Remise du rapport de la commission sur la fin de vie en France à la présidence de la république

Ce mardi 18 décembre, le professeur Didier Sicard a remis son rapport au président de la république concernant la fin de vie en France.


Ce mardi 18 décembre, le professeur Didier Sicard a remis son rapport au président de la république concernant la fin de vie en France.

le rapport

L’Elysée a annoncé qu’il saisira très prochainement le Comité Consultatif national d’éthique pour un avis concernant trois points essentiels avant la présentation d’un projet de loi sur la fin de vie au parlement vers la fin mai 2013. Les trois points en question sont les suivants :

  1. Comment améliorer le recueil et l’application des directives anticipées émises par les patients
  2. Comment « permettre à un malade autonome et conscient atteint d’une maladie grave et incurable d’être accompagné et assisté dans sa volonté de mettre lui-même un terme à sa vie ».
  3. « Comment rendre plus dignes les derniers moments d’un patient.. »

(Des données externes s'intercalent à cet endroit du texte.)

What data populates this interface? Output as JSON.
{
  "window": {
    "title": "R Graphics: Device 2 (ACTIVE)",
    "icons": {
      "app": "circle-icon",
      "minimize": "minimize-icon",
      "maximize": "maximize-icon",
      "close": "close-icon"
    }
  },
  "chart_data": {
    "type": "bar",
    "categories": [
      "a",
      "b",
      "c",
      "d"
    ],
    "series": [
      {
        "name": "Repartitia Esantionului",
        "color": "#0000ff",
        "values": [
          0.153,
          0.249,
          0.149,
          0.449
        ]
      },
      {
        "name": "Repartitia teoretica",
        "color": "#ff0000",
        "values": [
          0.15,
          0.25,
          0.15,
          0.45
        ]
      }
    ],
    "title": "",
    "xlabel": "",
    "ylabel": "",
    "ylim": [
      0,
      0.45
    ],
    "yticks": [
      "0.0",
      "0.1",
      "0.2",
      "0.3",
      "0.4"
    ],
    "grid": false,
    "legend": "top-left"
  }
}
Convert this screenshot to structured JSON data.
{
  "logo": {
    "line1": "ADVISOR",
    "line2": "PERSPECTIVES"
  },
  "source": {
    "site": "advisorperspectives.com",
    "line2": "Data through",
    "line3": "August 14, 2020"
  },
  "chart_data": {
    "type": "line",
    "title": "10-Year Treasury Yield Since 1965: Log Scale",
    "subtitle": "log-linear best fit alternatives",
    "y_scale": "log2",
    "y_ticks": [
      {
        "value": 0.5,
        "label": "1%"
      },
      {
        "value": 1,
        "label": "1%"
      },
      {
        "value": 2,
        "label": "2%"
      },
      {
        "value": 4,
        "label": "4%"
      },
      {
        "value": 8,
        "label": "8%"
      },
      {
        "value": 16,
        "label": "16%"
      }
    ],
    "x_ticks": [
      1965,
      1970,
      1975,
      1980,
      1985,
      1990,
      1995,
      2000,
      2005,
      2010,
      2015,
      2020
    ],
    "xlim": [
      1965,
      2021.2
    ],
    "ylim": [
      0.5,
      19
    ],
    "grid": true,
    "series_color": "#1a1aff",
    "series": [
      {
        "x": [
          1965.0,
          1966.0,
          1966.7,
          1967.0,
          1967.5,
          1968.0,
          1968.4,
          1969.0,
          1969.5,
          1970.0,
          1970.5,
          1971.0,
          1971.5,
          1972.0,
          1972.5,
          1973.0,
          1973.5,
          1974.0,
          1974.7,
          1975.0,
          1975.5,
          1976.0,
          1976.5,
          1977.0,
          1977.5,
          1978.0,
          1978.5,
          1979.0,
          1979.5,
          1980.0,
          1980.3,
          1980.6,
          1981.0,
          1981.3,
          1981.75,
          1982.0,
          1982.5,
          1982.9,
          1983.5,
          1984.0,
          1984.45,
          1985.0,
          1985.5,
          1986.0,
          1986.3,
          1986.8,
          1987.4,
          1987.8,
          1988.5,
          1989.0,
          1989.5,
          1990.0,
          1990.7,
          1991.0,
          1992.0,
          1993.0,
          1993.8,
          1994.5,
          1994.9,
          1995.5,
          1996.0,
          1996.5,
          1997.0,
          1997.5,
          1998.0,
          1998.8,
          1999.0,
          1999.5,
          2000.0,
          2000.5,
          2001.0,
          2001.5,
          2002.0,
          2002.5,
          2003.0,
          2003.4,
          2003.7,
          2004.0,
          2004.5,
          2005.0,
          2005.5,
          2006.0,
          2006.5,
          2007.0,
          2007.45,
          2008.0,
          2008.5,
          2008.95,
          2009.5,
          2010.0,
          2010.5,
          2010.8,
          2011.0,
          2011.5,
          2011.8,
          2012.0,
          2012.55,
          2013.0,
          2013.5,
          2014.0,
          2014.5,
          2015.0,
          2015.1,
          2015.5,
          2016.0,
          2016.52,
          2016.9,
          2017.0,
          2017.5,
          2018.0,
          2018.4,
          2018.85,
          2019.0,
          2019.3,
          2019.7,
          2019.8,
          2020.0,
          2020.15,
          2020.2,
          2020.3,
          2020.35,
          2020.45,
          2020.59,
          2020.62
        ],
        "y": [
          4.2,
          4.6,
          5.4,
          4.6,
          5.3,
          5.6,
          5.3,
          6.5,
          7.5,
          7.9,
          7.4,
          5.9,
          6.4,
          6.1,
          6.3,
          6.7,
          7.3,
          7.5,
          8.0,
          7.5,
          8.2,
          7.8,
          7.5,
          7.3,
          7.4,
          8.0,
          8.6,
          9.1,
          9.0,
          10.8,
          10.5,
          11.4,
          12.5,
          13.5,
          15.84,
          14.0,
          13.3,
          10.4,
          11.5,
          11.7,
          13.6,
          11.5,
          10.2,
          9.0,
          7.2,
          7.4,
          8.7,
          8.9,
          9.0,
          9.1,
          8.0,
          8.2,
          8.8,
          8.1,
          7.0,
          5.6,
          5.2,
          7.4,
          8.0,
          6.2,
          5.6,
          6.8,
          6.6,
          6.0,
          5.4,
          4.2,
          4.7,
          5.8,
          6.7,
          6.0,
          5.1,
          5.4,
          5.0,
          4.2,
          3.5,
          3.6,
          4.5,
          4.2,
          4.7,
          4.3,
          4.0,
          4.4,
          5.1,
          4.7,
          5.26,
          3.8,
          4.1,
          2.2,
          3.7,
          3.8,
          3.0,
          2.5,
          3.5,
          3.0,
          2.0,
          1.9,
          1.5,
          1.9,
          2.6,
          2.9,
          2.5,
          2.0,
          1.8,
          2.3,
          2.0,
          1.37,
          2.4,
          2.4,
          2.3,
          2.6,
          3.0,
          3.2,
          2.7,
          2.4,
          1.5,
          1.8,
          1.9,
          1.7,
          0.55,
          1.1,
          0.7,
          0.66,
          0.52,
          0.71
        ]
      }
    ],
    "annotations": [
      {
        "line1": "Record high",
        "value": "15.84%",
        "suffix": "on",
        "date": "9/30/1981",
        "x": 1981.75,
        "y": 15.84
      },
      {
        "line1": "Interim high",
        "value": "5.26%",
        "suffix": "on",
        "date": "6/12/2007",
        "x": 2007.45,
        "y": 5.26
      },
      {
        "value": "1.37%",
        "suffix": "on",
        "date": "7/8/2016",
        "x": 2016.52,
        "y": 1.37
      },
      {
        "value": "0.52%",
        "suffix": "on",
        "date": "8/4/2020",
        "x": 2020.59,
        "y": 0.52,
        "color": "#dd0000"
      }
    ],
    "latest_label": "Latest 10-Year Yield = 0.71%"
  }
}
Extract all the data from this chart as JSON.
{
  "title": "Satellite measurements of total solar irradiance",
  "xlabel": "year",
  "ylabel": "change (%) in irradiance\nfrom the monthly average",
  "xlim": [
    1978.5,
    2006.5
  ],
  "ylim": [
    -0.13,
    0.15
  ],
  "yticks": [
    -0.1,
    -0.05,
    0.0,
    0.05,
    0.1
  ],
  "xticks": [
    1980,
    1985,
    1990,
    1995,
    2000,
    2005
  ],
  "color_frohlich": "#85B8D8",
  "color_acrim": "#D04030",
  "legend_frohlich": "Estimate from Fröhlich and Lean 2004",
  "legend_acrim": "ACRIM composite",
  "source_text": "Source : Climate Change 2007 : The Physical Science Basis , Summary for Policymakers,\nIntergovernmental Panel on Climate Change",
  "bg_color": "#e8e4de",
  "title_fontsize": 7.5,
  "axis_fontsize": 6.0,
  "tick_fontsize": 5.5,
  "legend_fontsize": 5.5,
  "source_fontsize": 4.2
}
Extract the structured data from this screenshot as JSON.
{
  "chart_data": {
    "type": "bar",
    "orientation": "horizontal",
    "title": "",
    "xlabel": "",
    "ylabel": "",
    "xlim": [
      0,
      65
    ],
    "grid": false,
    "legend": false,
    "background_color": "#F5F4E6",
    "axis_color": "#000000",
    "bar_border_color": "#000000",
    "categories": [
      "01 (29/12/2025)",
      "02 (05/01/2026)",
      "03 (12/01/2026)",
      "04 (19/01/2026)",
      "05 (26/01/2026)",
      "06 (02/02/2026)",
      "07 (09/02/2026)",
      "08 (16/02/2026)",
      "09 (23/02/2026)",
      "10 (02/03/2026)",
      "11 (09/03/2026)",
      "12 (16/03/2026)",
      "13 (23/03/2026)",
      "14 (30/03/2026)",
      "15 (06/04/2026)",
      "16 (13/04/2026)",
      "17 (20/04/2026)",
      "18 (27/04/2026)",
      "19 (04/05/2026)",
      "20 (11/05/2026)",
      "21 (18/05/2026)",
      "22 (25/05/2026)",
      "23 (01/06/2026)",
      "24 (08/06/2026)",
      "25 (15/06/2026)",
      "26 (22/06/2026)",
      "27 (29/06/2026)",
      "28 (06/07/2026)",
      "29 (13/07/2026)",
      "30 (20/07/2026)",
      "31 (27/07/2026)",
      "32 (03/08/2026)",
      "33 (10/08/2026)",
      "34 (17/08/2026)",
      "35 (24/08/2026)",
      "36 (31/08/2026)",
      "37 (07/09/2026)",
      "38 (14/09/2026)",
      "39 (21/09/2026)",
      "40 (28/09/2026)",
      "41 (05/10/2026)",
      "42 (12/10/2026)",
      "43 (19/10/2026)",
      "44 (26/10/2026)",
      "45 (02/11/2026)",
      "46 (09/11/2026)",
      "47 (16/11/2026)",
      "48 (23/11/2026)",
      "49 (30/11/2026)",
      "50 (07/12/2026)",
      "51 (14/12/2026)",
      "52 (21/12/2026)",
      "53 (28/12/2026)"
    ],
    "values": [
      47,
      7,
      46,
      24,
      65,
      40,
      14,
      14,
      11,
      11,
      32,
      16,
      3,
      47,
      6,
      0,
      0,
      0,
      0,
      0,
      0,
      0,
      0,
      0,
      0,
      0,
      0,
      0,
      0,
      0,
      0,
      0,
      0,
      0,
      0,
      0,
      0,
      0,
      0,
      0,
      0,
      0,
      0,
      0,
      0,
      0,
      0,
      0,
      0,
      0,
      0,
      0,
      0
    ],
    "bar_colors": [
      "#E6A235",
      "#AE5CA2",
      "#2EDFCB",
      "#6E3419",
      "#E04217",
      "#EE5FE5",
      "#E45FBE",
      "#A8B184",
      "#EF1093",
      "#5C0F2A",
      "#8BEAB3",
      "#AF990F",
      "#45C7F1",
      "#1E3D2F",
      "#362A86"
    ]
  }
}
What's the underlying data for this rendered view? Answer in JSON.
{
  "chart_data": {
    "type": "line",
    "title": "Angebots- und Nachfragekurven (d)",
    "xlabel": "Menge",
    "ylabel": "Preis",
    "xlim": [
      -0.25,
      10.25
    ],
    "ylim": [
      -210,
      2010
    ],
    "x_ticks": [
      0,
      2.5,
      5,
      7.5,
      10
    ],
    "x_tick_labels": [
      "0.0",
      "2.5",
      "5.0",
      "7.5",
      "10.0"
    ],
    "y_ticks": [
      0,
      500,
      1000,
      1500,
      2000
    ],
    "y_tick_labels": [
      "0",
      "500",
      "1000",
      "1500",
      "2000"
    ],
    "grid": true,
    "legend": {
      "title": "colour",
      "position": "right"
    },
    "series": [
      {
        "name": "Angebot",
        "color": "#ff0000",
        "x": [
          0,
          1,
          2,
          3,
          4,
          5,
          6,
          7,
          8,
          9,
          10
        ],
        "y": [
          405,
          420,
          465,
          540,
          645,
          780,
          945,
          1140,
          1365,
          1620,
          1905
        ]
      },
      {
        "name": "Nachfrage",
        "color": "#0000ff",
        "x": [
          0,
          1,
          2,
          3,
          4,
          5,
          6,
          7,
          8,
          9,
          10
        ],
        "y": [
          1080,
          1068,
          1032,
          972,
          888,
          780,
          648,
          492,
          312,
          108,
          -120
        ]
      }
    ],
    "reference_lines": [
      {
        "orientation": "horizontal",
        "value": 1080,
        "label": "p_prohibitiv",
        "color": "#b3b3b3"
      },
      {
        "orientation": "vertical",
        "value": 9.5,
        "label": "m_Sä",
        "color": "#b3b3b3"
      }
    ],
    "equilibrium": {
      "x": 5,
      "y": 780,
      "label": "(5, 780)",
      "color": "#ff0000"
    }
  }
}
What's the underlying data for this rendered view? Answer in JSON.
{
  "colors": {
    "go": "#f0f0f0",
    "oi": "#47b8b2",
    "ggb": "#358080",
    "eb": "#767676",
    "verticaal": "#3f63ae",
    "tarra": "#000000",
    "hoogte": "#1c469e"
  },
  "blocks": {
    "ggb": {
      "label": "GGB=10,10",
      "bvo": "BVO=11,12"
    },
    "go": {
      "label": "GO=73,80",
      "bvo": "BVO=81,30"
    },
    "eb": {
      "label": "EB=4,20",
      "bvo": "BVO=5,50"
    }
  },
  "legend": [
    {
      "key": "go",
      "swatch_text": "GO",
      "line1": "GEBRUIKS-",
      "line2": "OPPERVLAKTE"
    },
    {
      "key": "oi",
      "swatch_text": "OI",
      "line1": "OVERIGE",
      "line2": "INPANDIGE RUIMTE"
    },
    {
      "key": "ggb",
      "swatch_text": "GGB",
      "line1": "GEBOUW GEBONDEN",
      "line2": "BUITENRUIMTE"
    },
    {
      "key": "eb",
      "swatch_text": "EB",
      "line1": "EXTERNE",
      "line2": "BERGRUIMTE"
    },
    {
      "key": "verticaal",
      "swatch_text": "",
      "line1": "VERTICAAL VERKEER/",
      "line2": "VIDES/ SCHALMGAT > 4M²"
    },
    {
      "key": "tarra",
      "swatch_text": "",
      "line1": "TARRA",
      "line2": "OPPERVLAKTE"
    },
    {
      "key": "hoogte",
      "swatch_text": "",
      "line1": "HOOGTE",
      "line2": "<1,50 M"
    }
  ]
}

Dans sa conclusion, le rapport rappelle deux observations importantes :

  • L’application insuffisante de la loi du 4 mars 2002 et de la loi Leonetti
  • Les inégalités au moment de la fin de vie

Le rapport souligne aussi certains impératifs tout aussi importants :

  • respecter de l’autonomie du patient
  • améliorer la formation du corps médical face à la situation de fin de vie
  • favoriser les décisions collégiales
  • mieux appliquer des lois existantes

Le rapport indique d’autre part :

  • L’utopie de penser qu’une loi résoudra une situation des plus complexes
  • Le danger de franchir la barrière de l’interdit

Dans ce rapport, la commission se positionne contre l’euthanasie active arguant le fait que ce choix bouleversera notre société notamment sur les valeurs de la médecine, sans oublier que de nombreuses lois devront être modifiées pour prendre en compte ce virage dans la vision que l’on accorde à notre propre fin de vie.

L’équité et l’autonomie du patient sont les principes forts de ce rapport. Le choix de sa fin de vie, bien avant d’être un acte médical, reste une réflexion personnelle que le corps médical se doit d’accompagner.